On this occasion, he has used the implantation of electrodes in the brain, a very invasive procedure. In this way, they have identified a key electrical "signal" (called delta-theta power) in the nucleus accumbens. "This observation suggests that changes in low-frequency signals in the nucleus accumbens may be associated with changes in the intensity of food concern," explains Halpern. When the signal is present, "it could indicate that suppressing appetite and controlling cravings is more difficult, which can lead to dysregulated eating behavior," details the American researcher. On the contrary, when the signal is absent, appetite and cravings could be easier to control.
"The signal may represent the anticipatory state of the brain in response to a reward or be related to the urge to obtain one," Halpern continues. "We have observed similar activity in the nucleus accumbens of mice seeking high-fat foods in a behavioral model of binge eating."
Preventive Window and Study Limitations
One of the milestones of this work is the detection of the biomarker seven weeks before the "most severe outbreak" of food concern. This finding could undoubtedly represent "a possible window for preventive intervention, acting as an early warning signal," points out the researcher. This would help in designing strategies for controlling food in patients who become accustomed to the drug.

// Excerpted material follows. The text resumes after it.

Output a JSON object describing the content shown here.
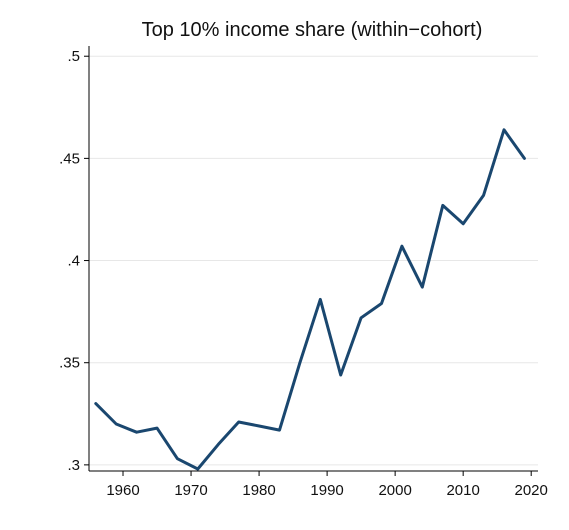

Tinahones lists the limitations of the work, which Halpern also acknowledges. "It is a case study; these results cannot be generalized to the obese population. Although it is true that it opens a path to conduct a more comprehensive study to demonstrate that this effect is indeed widespread in other subjects," the Spanish researcher points out.
Another obstacle he points out is the reproducibility of the work. "The neurophysiological study is very invasive and not very applicable to the clinic since deep microelectrodes are placed in the brain. Perhaps with other electroencephalography studies, we could find alterations and see if they are reversed with tirzepatide."
Asked about this issue, Halpern responds that there are researchers, including his team, exploring the possibility of detecting this signal from deep brain regions through a scalp electroencephalogram or other non-invasive methods. "This type of detection is far from trivial, so considerable work is needed to examine its feasibility," emphasizes the author of the study.
A Step to Encourage the Scientific Community
However, the University of Pennsylvania researcher confirms that "currently we do not plan to conduct a larger clinical trial on this topic, as it is a serendipitous finding." Therefore, he assumes that his step has left a door open to "encourage the scientific community to continue researching, as it highlights how little we know about the action of these networks in the human brain."
Halpern insists that it must be clarified inhumans, "beyond mouse models," how drugs from the GLP receptor family control appetite and impulses is important. "Anecdotal reports of reduced cravings or opioid or alcohol consumption after the administration of GLP-1 receptor agonists have certainly sparked enthusiasm for this possibility," comments Halpern, while pointing out that "these drugs have not been optimized, designed, or approved for these indications, and careful controlled studies in humans are needed."